Often, developers try to solve this deployment challenge with auto-updaters. For the initial rollout classic software packaging and distribution is used. Once a bug fix or new function is regression tested a new version is build and pushed to the update server.

At every program startup the auto-updater checks the update server. If a newer program version is available the auto-updater installs them on the user’s computer and starts the new version.

This is a very charming concept. Users and developers love it, because it is fast and reliable. And help desk staff loves it because it ensures, that all users work with the same version.

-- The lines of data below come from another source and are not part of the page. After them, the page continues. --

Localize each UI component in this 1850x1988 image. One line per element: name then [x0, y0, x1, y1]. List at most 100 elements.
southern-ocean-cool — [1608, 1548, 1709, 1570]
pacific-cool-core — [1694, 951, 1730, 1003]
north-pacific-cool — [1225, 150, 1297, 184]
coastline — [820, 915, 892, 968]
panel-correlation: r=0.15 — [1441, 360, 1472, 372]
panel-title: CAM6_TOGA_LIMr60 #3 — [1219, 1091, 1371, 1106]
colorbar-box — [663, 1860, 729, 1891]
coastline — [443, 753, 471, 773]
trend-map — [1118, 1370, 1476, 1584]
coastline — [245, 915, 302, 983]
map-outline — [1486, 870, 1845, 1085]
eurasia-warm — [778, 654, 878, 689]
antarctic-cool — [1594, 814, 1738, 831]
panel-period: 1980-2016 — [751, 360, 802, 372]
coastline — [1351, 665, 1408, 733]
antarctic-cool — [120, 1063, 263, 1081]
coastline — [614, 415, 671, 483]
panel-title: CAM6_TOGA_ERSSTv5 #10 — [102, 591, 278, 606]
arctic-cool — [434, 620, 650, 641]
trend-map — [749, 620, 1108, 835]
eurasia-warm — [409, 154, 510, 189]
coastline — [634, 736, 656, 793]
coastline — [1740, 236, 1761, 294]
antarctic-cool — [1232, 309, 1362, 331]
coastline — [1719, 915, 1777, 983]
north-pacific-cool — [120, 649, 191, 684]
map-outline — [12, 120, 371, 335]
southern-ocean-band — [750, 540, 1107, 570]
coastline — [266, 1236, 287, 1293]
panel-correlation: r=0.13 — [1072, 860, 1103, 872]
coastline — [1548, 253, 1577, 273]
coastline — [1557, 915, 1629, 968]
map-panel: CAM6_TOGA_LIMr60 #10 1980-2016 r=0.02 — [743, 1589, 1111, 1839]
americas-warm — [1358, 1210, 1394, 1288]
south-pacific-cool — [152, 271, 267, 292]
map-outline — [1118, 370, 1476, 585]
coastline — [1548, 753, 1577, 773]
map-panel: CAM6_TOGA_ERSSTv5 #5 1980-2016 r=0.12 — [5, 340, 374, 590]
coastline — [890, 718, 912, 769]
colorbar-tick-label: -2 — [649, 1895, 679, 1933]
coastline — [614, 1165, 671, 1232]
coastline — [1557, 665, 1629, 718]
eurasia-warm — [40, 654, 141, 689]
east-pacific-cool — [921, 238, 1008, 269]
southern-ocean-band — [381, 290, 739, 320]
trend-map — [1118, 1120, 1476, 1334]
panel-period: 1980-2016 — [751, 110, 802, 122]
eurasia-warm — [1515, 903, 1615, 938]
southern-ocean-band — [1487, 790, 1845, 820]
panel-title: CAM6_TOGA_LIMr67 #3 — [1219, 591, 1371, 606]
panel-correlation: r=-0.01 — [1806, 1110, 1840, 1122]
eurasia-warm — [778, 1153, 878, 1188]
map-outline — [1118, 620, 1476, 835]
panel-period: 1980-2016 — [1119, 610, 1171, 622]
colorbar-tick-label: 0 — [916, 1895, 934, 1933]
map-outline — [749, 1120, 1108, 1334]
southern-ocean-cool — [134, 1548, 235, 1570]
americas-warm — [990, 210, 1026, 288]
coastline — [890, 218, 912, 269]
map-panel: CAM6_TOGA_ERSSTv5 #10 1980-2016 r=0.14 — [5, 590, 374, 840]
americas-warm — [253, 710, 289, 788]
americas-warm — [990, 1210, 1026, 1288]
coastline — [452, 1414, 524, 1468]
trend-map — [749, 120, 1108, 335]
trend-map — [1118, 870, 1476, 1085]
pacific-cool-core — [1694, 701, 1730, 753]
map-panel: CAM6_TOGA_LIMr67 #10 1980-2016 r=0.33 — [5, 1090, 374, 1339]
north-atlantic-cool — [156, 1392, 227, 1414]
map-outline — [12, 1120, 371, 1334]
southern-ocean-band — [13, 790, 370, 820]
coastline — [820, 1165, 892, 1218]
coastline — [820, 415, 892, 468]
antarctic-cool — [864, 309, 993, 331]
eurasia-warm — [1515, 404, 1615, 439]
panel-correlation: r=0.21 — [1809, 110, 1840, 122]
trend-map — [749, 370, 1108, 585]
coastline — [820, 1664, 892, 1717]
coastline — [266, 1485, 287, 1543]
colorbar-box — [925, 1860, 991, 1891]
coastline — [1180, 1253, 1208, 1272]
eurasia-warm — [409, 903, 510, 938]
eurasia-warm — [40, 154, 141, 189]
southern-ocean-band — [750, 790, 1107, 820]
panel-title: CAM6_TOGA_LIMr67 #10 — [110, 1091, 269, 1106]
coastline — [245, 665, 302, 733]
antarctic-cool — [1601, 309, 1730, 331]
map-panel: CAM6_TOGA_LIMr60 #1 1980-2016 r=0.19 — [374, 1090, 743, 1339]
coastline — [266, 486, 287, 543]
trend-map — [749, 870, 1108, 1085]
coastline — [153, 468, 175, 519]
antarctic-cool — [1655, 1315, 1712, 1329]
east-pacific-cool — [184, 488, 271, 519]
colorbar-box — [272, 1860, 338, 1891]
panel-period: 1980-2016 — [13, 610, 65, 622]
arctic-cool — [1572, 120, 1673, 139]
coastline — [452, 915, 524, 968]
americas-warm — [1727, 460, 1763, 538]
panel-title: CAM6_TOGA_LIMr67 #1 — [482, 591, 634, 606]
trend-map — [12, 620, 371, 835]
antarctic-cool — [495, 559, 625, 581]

Unfortunately auto-updaters are popular targets for attackers. For example, in the Home Depot data breach, which became public in November 2014, cyber criminals attacked the company’s software deployment system and deployed custom-built malware to point-of-sales devices.

It is very important that developers become aware of those attack vectors. Update servers, build servers, source control systems are very valuable targets for attackers. The mass rollout of malicious software is easy if an attacker gets access to a build or update server. And anti-malware or task virtualization software is largely useless because the attack is initiated by the end-user.

Spring is near

Spring is near

In my opinion it is very important that organizations secure their software development infrastructure and development processes, accompanied by regular security awareness trainings for developers. If possible enforce the Separation-of-Duties principle for all critical processes.

This is also true for the very popular PowerShell scripts which simplify the job of administrators. If an attacker injects some code in scripts which are used for administration of a company’s servers … Don’t panic!

That’s it for this week. Have a good weekend.